Ce principe s'est dégagé peu à peu, au fur et à mesure qu'on connaissait mieux les possibilités de transformer l'énergie. Les premières machines étaient surtout destinées a amplifier les efforts des différentes machines construites par Archimède, qui avait exprimé sous une forme imagée le principe : ce qu'on gagne en force, on perd en déplacement, en s'exclamant : donnez-moi un point d'appui et je soulèverai le monde. En réalité, dans ces machines il n'y a pas réellement de transformation d'énergie, et il est plus correct de parler ici de conservation du travail.

La création de travail par la chute d'un corps montre la différence entre l'énergie potentielle et l'énergie cinétique ; dans ce cas, l'énergie potentielle est due à la pesanteur, et elle est d'autant plus importante que la masse du corps et sa hauteur de chute possible sont plus grandes.

La possibilité de créer du travail en faisant tomber un corps d'une certaine hauteur lui confère donc, lorsqu'il est dans sa position élevée, une certaine énergie potentielle ; mais il existe un grand nombre d'autres états qui confèrent aussi à un système une énergie potentielle. Ainsi du gaz comprimé dans un cylindre est susceptible, en se détendant, de repousser un piston, et de fournir du travail ; or le chauffage d'un gaz dans une enceinte à un volume constant provoque une augmentation de pression : le principe de la conservation de l'énergie s'etend au cas où il y a transformation de chaleur en travail, ou inversement.

Mais l'énergie électrique est également susceptible de se transformer, soit en énergie calorifique par effet joule (échauffement d'un conducteur parcouru par un courant), soit en énergie mécanique dans une machine électro-magnétique.

Il y a un siècle et demi, Lavoisier avait énoncé la loi de la conservation de la masse dans les réactions chimiques, loi qui a fait l'objet de vérifications très précises, et aucune variation de masse supérieure aux erreurs d'expérience n'a pu être observée a la suite de réactions chimiques a l'intérieur d'un système.
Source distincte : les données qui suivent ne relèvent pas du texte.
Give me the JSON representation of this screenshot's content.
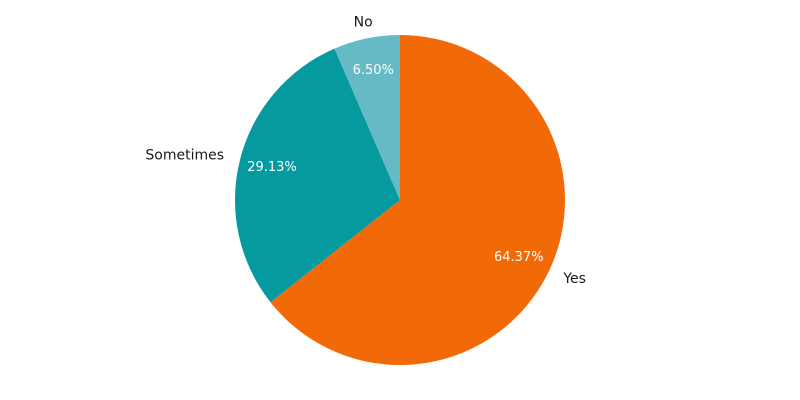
{
  "chart_data": {
    "type": "pie",
    "title": "",
    "slices": [
      {
        "label": "Yes",
        "value": 64.37,
        "value_label": "64.37%",
        "color": "#f26a08"
      },
      {
        "label": "Sometimes",
        "value": 29.13,
        "value_label": "29.13%",
        "color": "#059aa0"
      },
      {
        "label": "No",
        "value": 6.5,
        "value_label": "6.50%",
        "color": "#66bac5"
      }
    ],
    "start_angle": "12 o'clock",
    "direction": "clockwise",
    "legend": "none"
  }
}
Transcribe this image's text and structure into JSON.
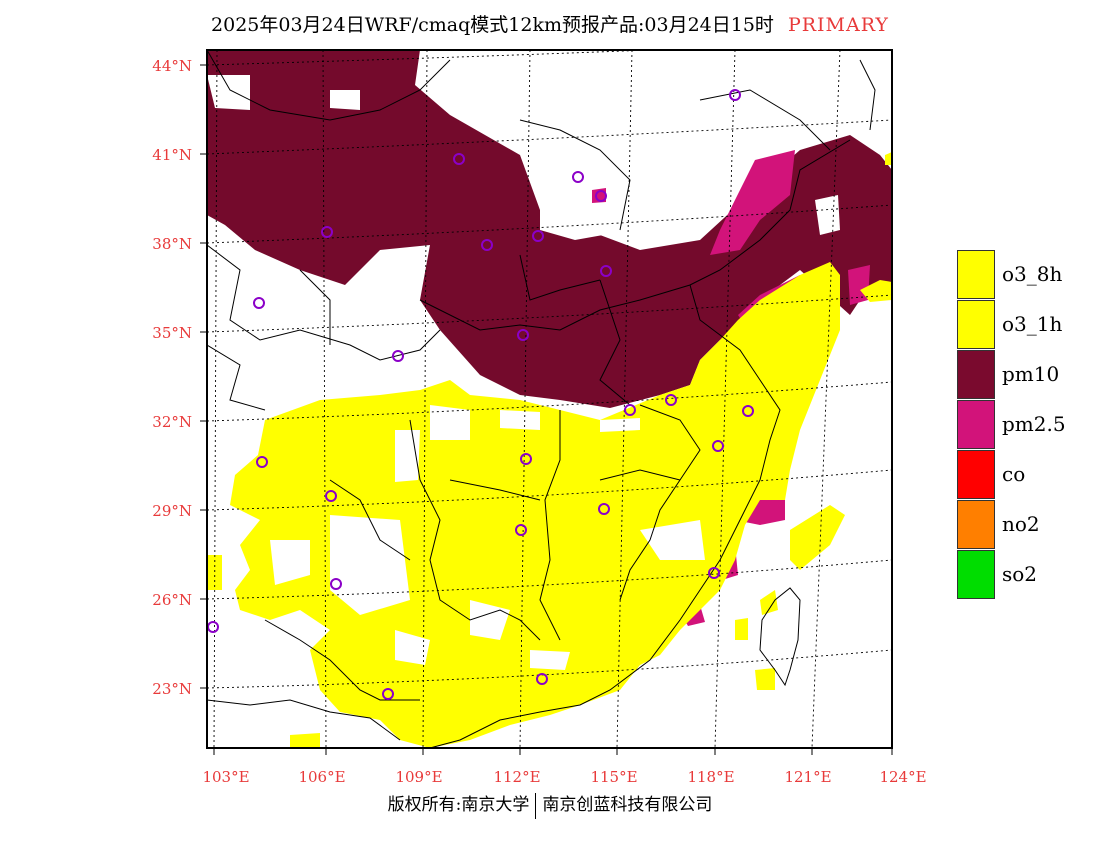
{
  "header": {
    "title": "2025年03月24日WRF/cmaq模式12km预报产品:03月24日15时",
    "primary_label": "PRIMARY"
  },
  "map": {
    "lat_labels": [
      "44°N",
      "41°N",
      "38°N",
      "35°N",
      "32°N",
      "29°N",
      "26°N",
      "23°N"
    ],
    "lon_labels": [
      "103°E",
      "106°E",
      "109°E",
      "112°E",
      "115°E",
      "118°E",
      "121°E",
      "124°E"
    ],
    "dominant_pollutant_regions": [
      "pm10",
      "pm2.5",
      "o3_8h"
    ]
  },
  "legend": {
    "items": [
      {
        "label": "o3_8h",
        "color": "#ffff00"
      },
      {
        "label": "o3_1h",
        "color": "#ffff00"
      },
      {
        "label": "pm10",
        "color": "#7a0a2e"
      },
      {
        "label": "pm2.5",
        "color": "#d2137a"
      },
      {
        "label": "co",
        "color": "#ff0000"
      },
      {
        "label": "no2",
        "color": "#ff7f00"
      },
      {
        "label": "so2",
        "color": "#00dd00"
      }
    ]
  },
  "footer": {
    "left": "版权所有:南京大学",
    "right": "南京创蓝科技有限公司"
  }
}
Au début du XXe siècle, on se trouvait donc en possession de deux principes d'invariance: conservation de la masse et conservation de l'énergie ; la chaleur ou énergie thermique, l'énergie mécanique, la force vive ou l'énergie cinetique, l'énergie électro-magnétique, l'énergie potentielle, et l'énergie interne, se transforment les unes en les autres, selon certaines lois, leur total restant constant. C'est alors que Einstein a émis un principe très hardi, d'après lequel matière et énergie peuvent se transformer l'une en l'autre, selon un rapport constant (lg étant sensiblement équivalent a 9X1020 ergs ou 25x104 kwh) ; cette transformation se manifeste dans les phénomènes de radio-activité et, à la suite de certaines expériences, on peut considérer que ce principe est maintenant vérifié expérimentalement ; on arrive alors à cette magnifique synthèse représentée par un seul principe d'invariance : pour un système isolé, la somme de la masse et de l'énergie est invariable.